People suffering from obsessive-compulsive disorder often try to get support from family and friends. What should cause alarm is not an ordinary request for help, but repeated appeals with the same problem (usually voiced in the same terms) to all your friends in a row - while completely ignoring their reactions and advice.

Constant dissatisfaction with your appearance

Patients with OCD often suffer from body dysmorphic disorder. This disorder is manifested by acute obsessive dissatisfaction with one’s own appearance (in whole or in individual parts). The internal discomfort that a person experiences has nothing to do with unsuccessful attempts to improve his figure or get rid of excess weight. The patient is simply sure that his nose (eyes, hair, etc.) are ugly and disgust others. Moreover, the person completely ignores the fact that no one except him notices the “defects” of his appearance.

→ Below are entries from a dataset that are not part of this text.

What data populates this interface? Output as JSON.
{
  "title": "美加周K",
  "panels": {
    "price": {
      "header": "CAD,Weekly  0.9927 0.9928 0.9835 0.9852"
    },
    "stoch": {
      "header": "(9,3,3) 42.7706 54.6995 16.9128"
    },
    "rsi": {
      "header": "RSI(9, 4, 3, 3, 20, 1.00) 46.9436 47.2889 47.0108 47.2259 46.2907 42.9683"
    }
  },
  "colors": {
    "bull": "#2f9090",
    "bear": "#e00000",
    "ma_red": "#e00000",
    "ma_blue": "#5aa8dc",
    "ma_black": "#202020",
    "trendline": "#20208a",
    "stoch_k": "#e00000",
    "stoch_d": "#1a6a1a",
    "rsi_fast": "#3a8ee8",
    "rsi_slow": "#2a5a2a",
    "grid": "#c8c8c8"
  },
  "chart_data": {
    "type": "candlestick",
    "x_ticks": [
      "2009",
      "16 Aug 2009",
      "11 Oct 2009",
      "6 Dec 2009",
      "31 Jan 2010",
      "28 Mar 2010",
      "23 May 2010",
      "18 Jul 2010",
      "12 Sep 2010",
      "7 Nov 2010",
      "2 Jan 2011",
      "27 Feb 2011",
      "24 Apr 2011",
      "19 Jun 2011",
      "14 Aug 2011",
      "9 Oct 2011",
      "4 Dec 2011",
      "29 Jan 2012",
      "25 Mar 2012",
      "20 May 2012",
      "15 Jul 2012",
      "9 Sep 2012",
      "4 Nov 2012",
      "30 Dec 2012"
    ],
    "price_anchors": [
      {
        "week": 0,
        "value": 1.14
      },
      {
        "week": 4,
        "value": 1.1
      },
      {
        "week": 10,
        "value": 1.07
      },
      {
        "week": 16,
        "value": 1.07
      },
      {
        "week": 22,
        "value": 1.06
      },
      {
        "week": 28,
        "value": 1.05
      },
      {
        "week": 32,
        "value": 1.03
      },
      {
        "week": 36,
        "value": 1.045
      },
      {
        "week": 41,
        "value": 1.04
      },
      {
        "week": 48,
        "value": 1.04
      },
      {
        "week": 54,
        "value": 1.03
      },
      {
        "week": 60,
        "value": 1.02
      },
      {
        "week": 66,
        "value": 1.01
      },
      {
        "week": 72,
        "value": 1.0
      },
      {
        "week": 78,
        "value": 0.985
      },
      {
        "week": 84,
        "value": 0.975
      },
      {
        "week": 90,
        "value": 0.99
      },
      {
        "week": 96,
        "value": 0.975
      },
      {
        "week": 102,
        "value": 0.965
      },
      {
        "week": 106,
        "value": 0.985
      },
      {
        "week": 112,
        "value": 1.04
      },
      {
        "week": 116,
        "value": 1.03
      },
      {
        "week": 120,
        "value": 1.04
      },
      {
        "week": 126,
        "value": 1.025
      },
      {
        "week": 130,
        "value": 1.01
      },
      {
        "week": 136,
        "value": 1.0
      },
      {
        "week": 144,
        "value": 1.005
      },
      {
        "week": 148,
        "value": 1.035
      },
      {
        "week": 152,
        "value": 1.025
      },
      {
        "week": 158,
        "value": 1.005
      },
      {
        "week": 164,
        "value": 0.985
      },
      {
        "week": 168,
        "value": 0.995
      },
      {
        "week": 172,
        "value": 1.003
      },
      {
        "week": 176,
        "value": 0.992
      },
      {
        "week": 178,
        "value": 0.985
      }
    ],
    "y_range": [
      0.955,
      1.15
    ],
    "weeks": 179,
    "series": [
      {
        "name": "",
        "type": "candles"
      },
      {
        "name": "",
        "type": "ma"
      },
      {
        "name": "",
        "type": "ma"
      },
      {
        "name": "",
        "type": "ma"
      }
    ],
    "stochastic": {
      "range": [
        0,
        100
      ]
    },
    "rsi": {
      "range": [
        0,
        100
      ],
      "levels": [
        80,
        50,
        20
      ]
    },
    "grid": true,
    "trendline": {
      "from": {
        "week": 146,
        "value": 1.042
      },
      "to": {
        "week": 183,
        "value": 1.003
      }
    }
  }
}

In the presence of obsessive-compulsive disorder, the patient is not able to adequately assess reality. He is haunted by numerous imaginary dangers (obsessions). To reduce anxiety, he performs defensive actions (compulsions), which serve as a kind of barrier between him and the aggressive world around him.

A characteristic feature of OCD is the stereotyping of obsessions and compulsions. This means that imaginary threats constantly disturb the patient, and protective actions are of a ritual nature: repetitions of the same type of actions, a tendency to superstition, and irritation when it is impossible to complete habitual actions are noticeable.

Obsessions and compulsions have diagnostic significance when they appear consistently for two weeks in a row. Imaginary fears should cause distinct discomfort, and defensive actions should cause temporary relief. It should be kept in mind that a diagnosis of OCD can only be confirmed by a psychiatrist.